10 May Differences in the Canadian Real Estate Market
This just in from CBC news: Average house price in Canada jumps 15% to $508,567 in March.
But is our housing market really so red hot? Is that average house price representative of what’s really going on across the country?
I turned to the Canadian Real Estate Association (CREA) website to learn more. All numbers I share below are from CREA’s latest National Statistics or National Average Price Map (March 2016). I wasn’t surprised to discover that a few big cities are still skewing the numbers. Let’s take a look at the differences in the Canadian real estate market.
Toronto, Vancouver and Victoria
These three markets are still going strong. Prices in these big cities are definitely bringing up the Canadian average. Vancouver alone saw a price jump of more than 22 per cent, bringing their average house price to over $1 million dollars. Toronto saw their average price increase to about $688,000.

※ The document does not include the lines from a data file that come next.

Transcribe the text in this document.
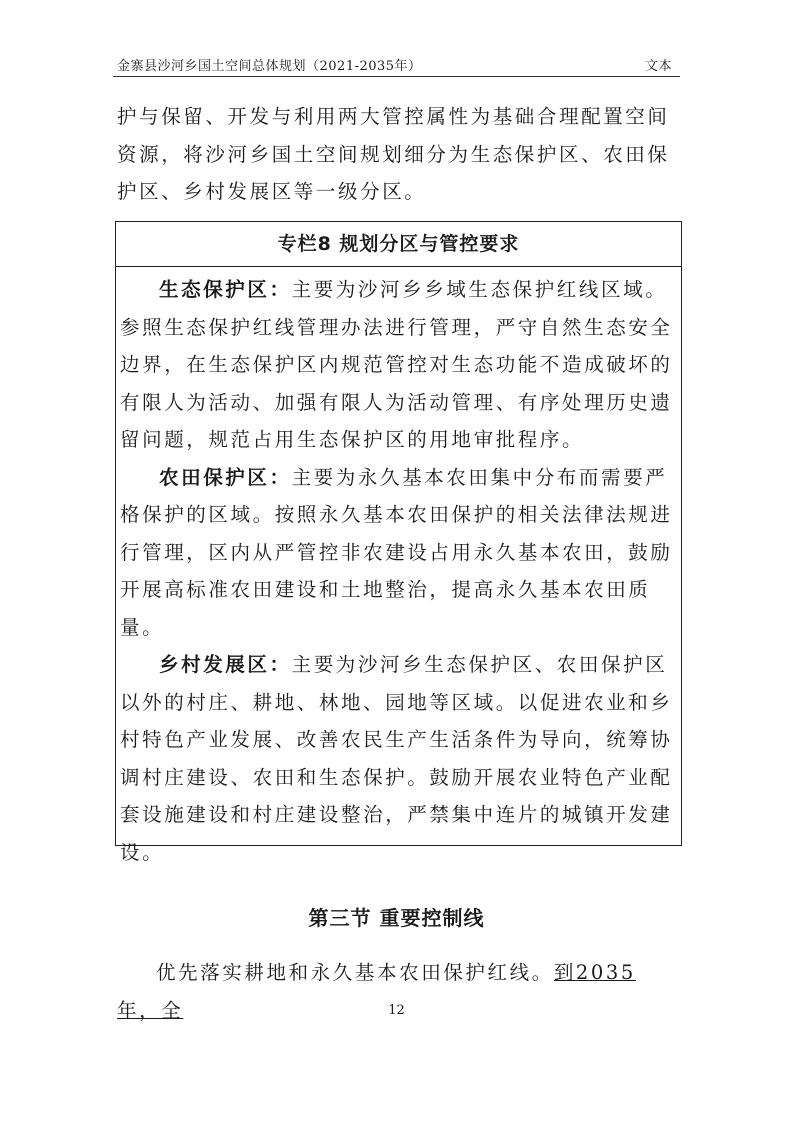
金寨县沙河乡国土空间总体规划（2021-2035年）	文本
护与保留、开发与利用两大管控属性为基础合理配置空间资源，将沙河乡国土空间规划细分为生态保护区、农田保护区、乡村发展区等一级分区。
专栏8 规划分区与管控要求

生态保护区：主要为沙河乡乡域生态保护红线区域。参照生态保护红线管理办法进行管理，严守自然生态安全边界，在生态保护区内规范管控对生态功能不造成破坏的有限人为活动、加强有限人为活动管理、有序处理历史遗留问题，规范占用生态保护区的用地审批程序。

农田保护区：主要为永久基本农田集中分布而需要严格保护的区域。按照永久基本农田保护的相关法律法规进行管理，区内从严管控非农建设占用永久基本农田，鼓励开展高标准农田建设和土地整治，提高永久基本农田质量。

乡村发展区：主要为沙河乡生态保护区、农田保护区以外的村庄、耕地、林地、园地等区域。以促进农业和乡村特色产业发展、改善农民生产生活条件为导向，统筹协调村庄建设、农田和生态保护。鼓励开展农业特色产业配套设施建设和村庄建设整治，严禁集中连片的城镇开发建设。

第三节 重要控制线
优先落实耕地和永久基本农田保护红线。到2035年，全	12
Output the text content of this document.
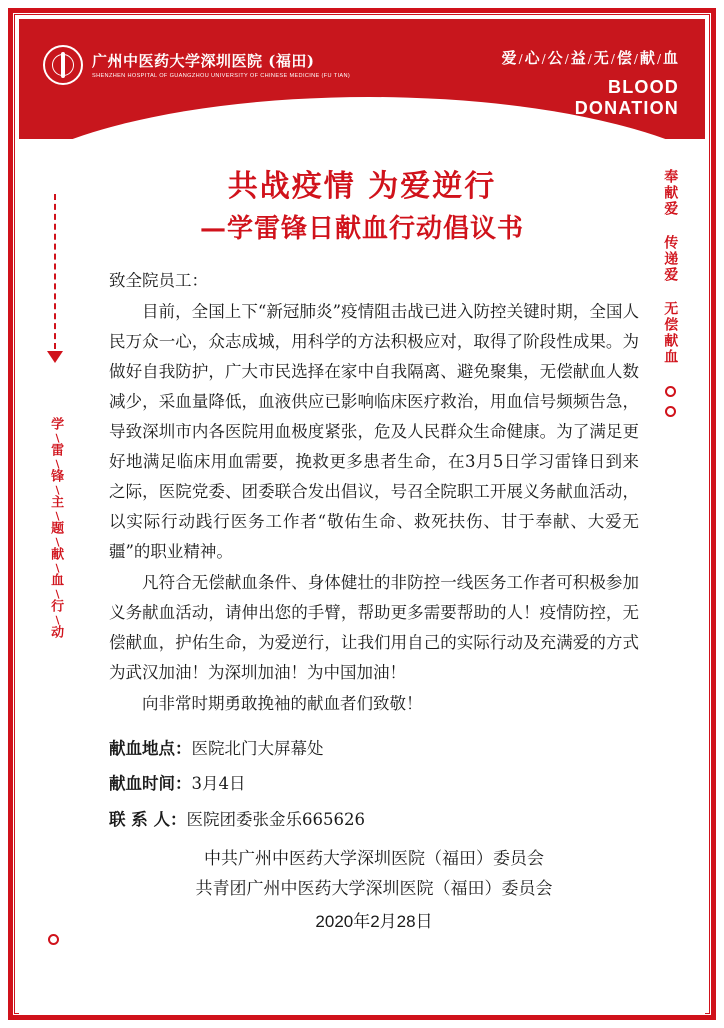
广州中医药大学深圳医院 (福田)
SHENZHEN HOSPITAL OF GUANGZHOU UNIVERSITY OF CHINESE MEDICINE (FU TIAN)
爱/心/公/益/无/偿/献/血
BLOOD
DONATION
共战疫情 为爱逆行
—学雷锋日献血行动倡议书
学﹨雷﹨锋﹨主﹨题﹨献﹨血﹨行﹨动
奉献爱 传递爱 无偿献血

致全院员工：

目前，全国上下“新冠肺炎”疫情阻击战已进入防控关键时期，全国人民万众一心，众志成城，用科学的方法积极应对，取得了阶段性成果。为做好自我防护，广大市民选择在家中自我隔离、避免聚集，无偿献血人数减少，采血量降低，血液供应已影响临床医疗救治，用血信号频频告急，导致深圳市内各医院用血极度紧张，危及人民群众生命健康。为了满足更好地满足临床用血需要，挽救更多患者生命，在3月5日学习雷锋日到来之际，医院党委、团委联合发出倡议，号召全院职工开展义务献血活动，以实际行动践行医务工作者“敬佑生命、救死扶伤、甘于奉献、大爱无疆”的职业精神。

凡符合无偿献血条件、身体健壮的非防控一线医务工作者可积极参加义务献血活动，请伸出您的手臂，帮助更多需要帮助的人！疫情防控，无偿献血，护佑生命，为爱逆行，让我们用自己的实际行动及充满爱的方式为武汉加油！为深圳加油！为中国加油！

向非常时期勇敢挽袖的献血者们致敬！

献血地点：医院北门大屏幕处
献血时间：3月4日
联 系 人：医院团委张金乐665626
中共广州中医药大学深圳医院（福田）委员会
共青团广州中医药大学深圳医院（福田）委员会
2020年2月28日
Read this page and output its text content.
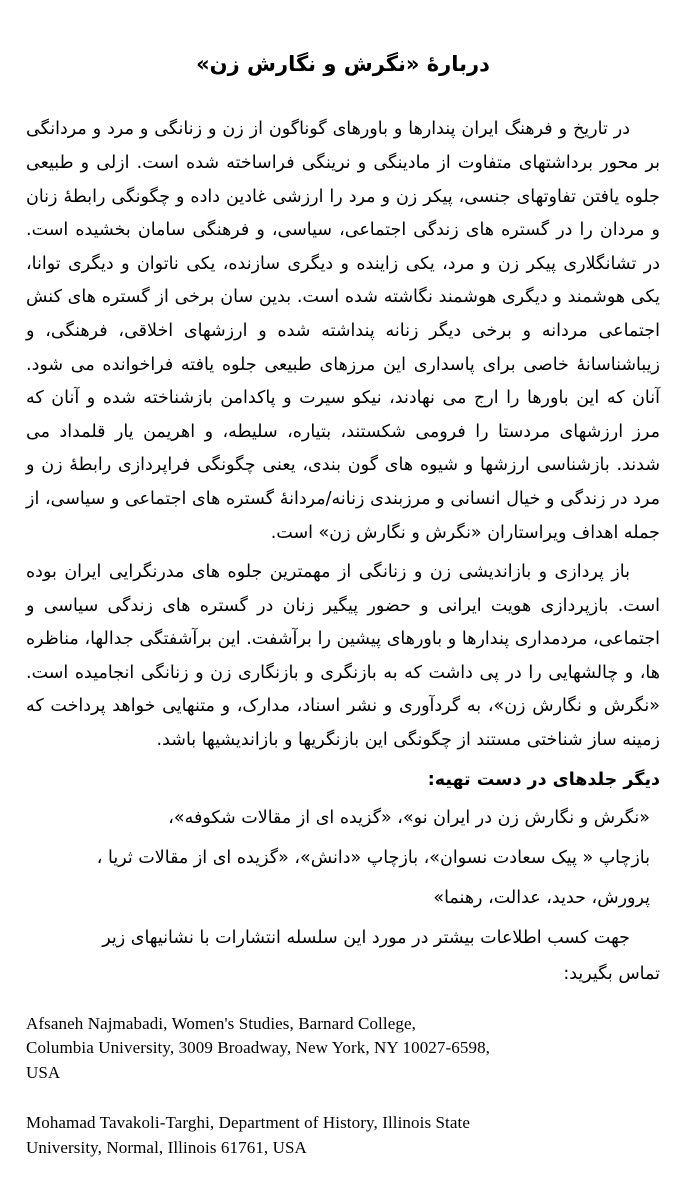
دربارهٔ «نگرش و نگارش زن»

در تاریخ و فرهنگ ایران پندارها و باورهای گوناگون از زن و زنانگی و مرد و مردانگی بر محور برداشتهای متفاوت از مادینگی و نرینگی فراساخته شده است. ازلی و طبیعی جلوه یافتن تفاوتهای جنسی، پیکر زن و مرد را ارزشی غادین داده و چگونگی رابطهٔ زنان و مردان را در گستره های زندگی اجتماعی، سیاسی، و فرهنگی سامان بخشیده است. در تشانگلاری پیکر زن و مرد، یکی زاینده و دیگری سازنده، یکی ناتوان و دیگری توانا، یکی هوشمند و دیگری هوشمند نگاشته شده است. بدین سان برخی از گستره های کنش اجتماعی مردانه و برخی دیگر زنانه پنداشته شده و ارزشهای اخلاقی، فرهنگی، و زیباشناسانهٔ خاصی برای پاسداری این مرزهای طبیعی جلوه یافته فراخوانده می شود. آنان که این باورها را ارج می نهادند، نیکو سیرت و پاکدامن بازشناخته شده و آنان که مرز ارزشهای مردستا را فرومی شکستند، بتیاره، سلیطه، و اهریمن یار قلمداد می شدند. بازشناسی ارزشها و شیوه های گون بندی، یعنی چگونگی فراپردازی رابطهٔ زن و مرد در زندگی و خیال انسانی و مرزبندی زنانه/مردانهٔ گستره های اجتماعی و سیاسی، از جمله اهداف ویراستاران «نگرش و نگارش زن» است.

باز پردازی و بازاندیشی زن و زنانگی از مهمترین جلوه های مدرنگرایی ایران بوده است. بازپردازی هویت ایرانی و حضور پیگیر زنان در گستره های زندگی سیاسی و اجتماعی، مردمداری پندارها و باورهای پیشین را برآشفت. این برآشفتگی جدالها، مناظره ها، و چالشهایی را در پی داشت که به بازنگری و بازنگاری زن و زنانگی انجامیده است. «نگرش و نگارش زن»، به گردآوری و نشر اسناد، مدارک، و متنهایی خواهد پرداخت که زمینه ساز شناختی مستند از چگونگی این بازنگریها و بازاندیشیها باشد.

دیگر جلدهای در دست تهیه:
«نگرش و نگارش زن در ایران نو»، «گزیده ای از مقالات شکوفه»،
بازچاپ « پیک سعادت نسوان»، بازچاپ «دانش»، «گزیده ای از مقالات ثریا ،
پرورش، حدید، عدالت، رهنما»
جهت کسب اطلاعات بیشتر در مورد این سلسله انتشارات با نشانیهای زیر
تماس بگیرید:
Afsaneh Najmabadi, Women's Studies, Barnard College,
Columbia University, 3009 Broadway, New York, NY 10027-6598,
USA
Mohamad Tavakoli-Targhi, Department of History, Illinois State
University, Normal, Illinois 61761, USA
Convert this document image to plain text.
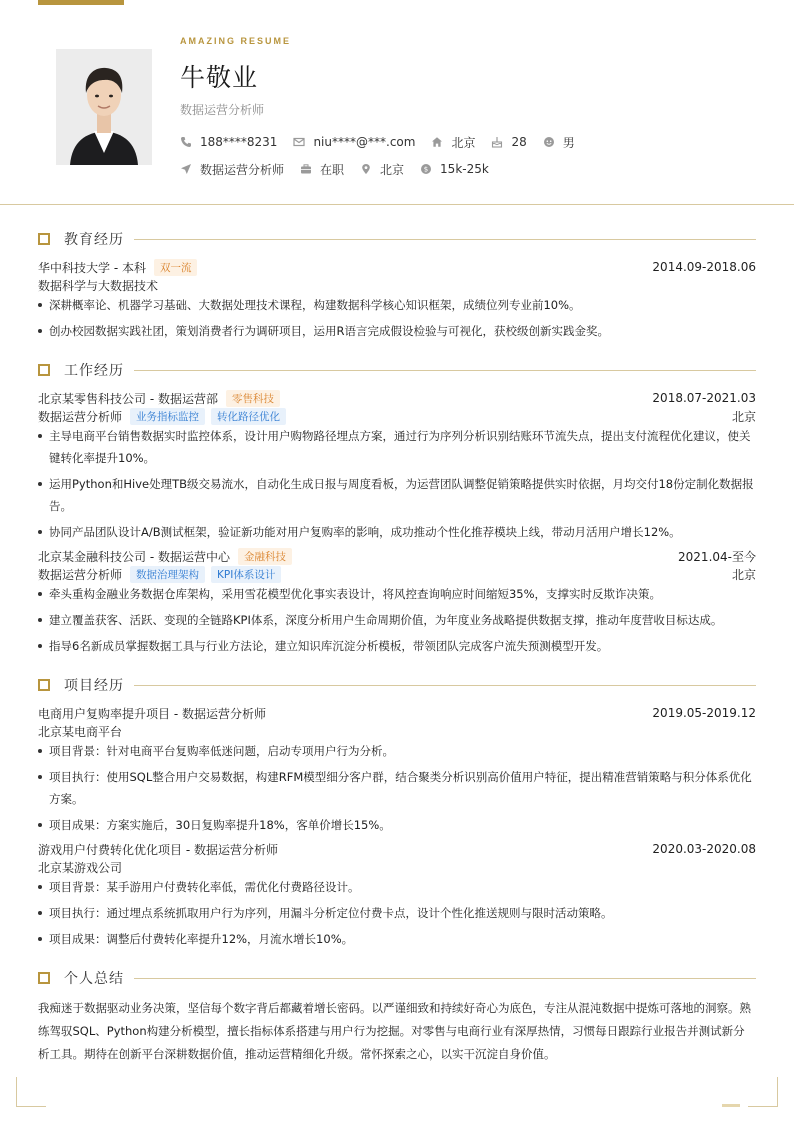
AMAZING RESUME
牛敬业
数据运营分析师
188****8231	niu****@***.com	北京	28	男
数据运营分析师	在职	北京	$ 15k-25k
教育经历
华中科技大学 - 本科	双一流	2014.09-2018.06
数据科学与大数据技术
深耕概率论、机器学习基础、大数据处理技术课程，构建数据科学核心知识框架，成绩位列专业前10%。
创办校园数据实践社团，策划消费者行为调研项目，运用R语言完成假设检验与可视化，获校级创新实践金奖。
工作经历
北京某零售科技公司 - 数据运营部	零售科技	2018.07-2021.03
数据运营分析师	业务指标监控	转化路径优化	北京
主导电商平台销售数据实时监控体系，设计用户购物路径埋点方案，通过行为序列分析识别结账环节流失点，提出支付流程优化建议，使关键转化率提升10%。
运用Python和Hive处理TB级交易流水，自动化生成日报与周度看板，为运营团队调整促销策略提供实时依据，月均交付18份定制化数据报告。
协同产品团队设计A/B测试框架，验证新功能对用户复购率的影响，成功推动个性化推荐模块上线，带动月活用户增长12%。
北京某金融科技公司 - 数据运营中心	金融科技	2021.04-至今
数据运营分析师	数据治理架构	KPI体系设计	北京
牵头重构金融业务数据仓库架构，采用雪花模型优化事实表设计，将风控查询响应时间缩短35%，支撑实时反欺诈决策。
建立覆盖获客、活跃、变现的全链路KPI体系，深度分析用户生命周期价值，为年度业务战略提供数据支撑，推动年度营收目标达成。
指导6名新成员掌握数据工具与行业方法论，建立知识库沉淀分析模板，带领团队完成客户流失预测模型开发。
项目经历
电商用户复购率提升项目 - 数据运营分析师	2019.05-2019.12
北京某电商平台
项目背景：针对电商平台复购率低迷问题，启动专项用户行为分析。
项目执行：使用SQL整合用户交易数据，构建RFM模型细分客户群，结合聚类分析识别高价值用户特征，提出精准营销策略与积分体系优化方案。
项目成果：方案实施后，30日复购率提升18%，客单价增长15%。
游戏用户付费转化优化项目 - 数据运营分析师	2020.03-2020.08
北京某游戏公司
项目背景：某手游用户付费转化率低，需优化付费路径设计。
项目执行：通过埋点系统抓取用户行为序列，用漏斗分析定位付费卡点，设计个性化推送规则与限时活动策略。
项目成果：调整后付费转化率提升12%，月流水增长10%。
个人总结
我痴迷于数据驱动业务决策，坚信每个数字背后都藏着增长密码。以严谨细致和持续好奇心为底色，专注从混沌数据中提炼可落地的洞察。熟练驾驭SQL、Python构建分析模型，擅长指标体系搭建与用户行为挖掘。对零售与电商行业有深厚热情，习惯每日跟踪行业报告并测试新分析工具。期待在创新平台深耕数据价值，推动运营精细化升级。常怀探索之心，以实干沉淀自身价值。
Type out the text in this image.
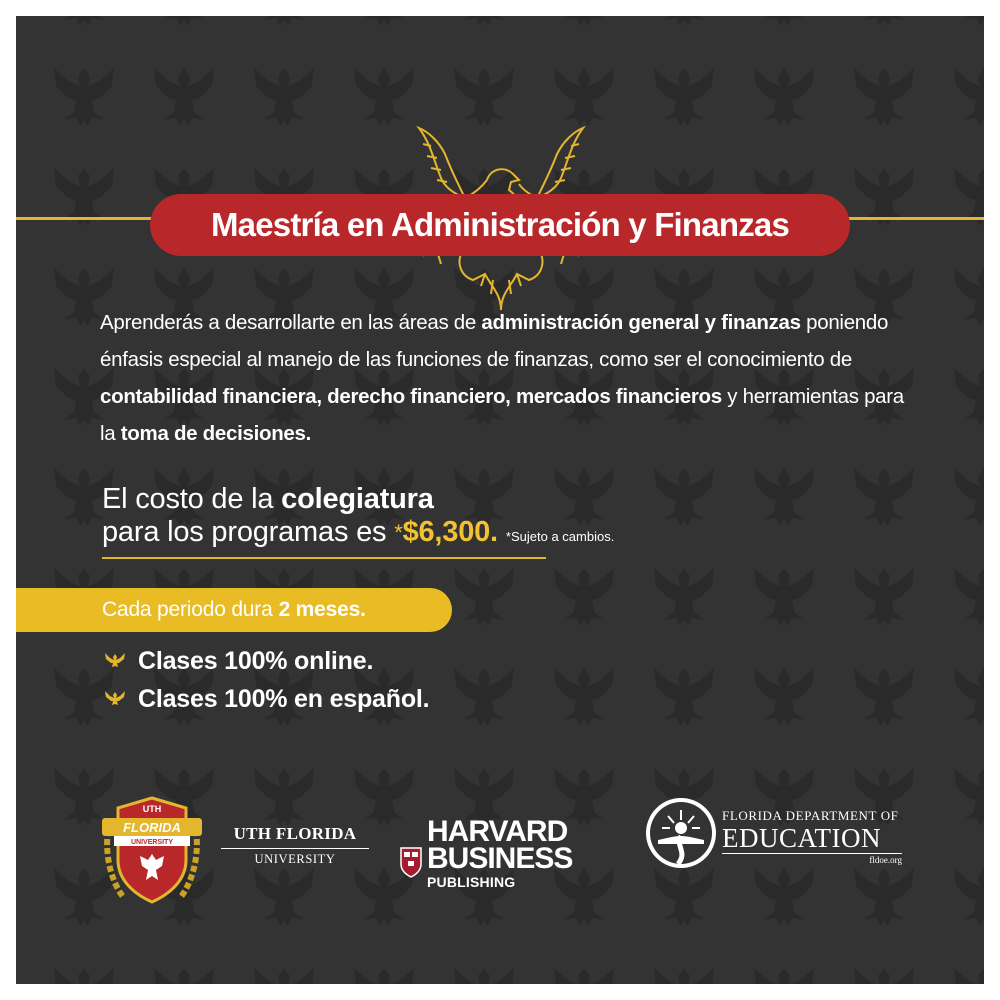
Maestría en Administración y Finanzas
Aprenderás a desarrollarte en las áreas de administración general y finanzas poniendo énfasis especial al manejo de las funciones de finanzas, como ser el conocimiento de contabilidad financiera, derecho financiero, mercados financieros y herramientas para la toma de decisiones.
El costo de la colegiatura
para los programas es *$6,300. *Sujeto a cambios.
Cada periodo dura 2 meses.
Clases 100% online.
Clases 100% en español.
UTH
FLORIDA
UNIVERSITY	UTH FLORIDA
UNIVERSITY
HARVARD
BUSINESS
PUBLISHING
FLORIDA DEPARTMENT OF
EDUCATION
fldoe.org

But what happens if you take British Columbia and Ontario out of the picture? The year-over-year national average house price drops to $299,591. That actually represents a one per cent drop in price from this time last year.
Calgary and Edmonton
Despite the downturn in the oil industry, Calgary’s stats aren’t as bad as many expected. Their latest year-over-year average house price only dropped by about half a percent, or to about $455,000. Edmonton actually saw a 1.9 per cent increase, to about $379,500.
If you’re looking for the most affordable real estate markets in Canada, you’ll find them on the East Coast. The most recent average house price in New Brunswick came in at about $154,000. Nova Scotia came in around $223,500 and Prince Edward Island actually saw a large increase, jumping up to about $194,000. Newfoundland & Labrador saw a decrease in average price, down to about $258,500.
Real estate is still quite affordable throughout Quebec. The average price for the province is approximately $274,600. If you prefer the big city life, Montreal housing comes in around $336,000 and Quebec City around $260,000.
Urban Versus Rural
Throughout the country, real estate continues to be most expensive in the largest metropolitan areas. Smaller towns and cities, even those within commuting distance to large urban centres, still offer good prices. Rural properties offer some of the best deals. The biggest exception? Popular cottage areas. Ontario’s Georgian Bay area, Lake Louise and Banff in Alberta, Okanagan Valley in British Columbia, or Mont Tremblant in Quebec are home to some of Canada’s most beautiful – and expensive – properties.
For those struggling to afford a home in Canada’s biggest cities, thinking outside the box can help. A rental space, for example, can create a new income stream which is reasonably passive. A home with a basement suite could allow you to buy in an area you might have difficulty affording otherwise.
When done right, a home can become a great investment. Historically, real estate is a great hedge against inflation as it typically grows in value over time – as shown once again by Canada’s latest prices.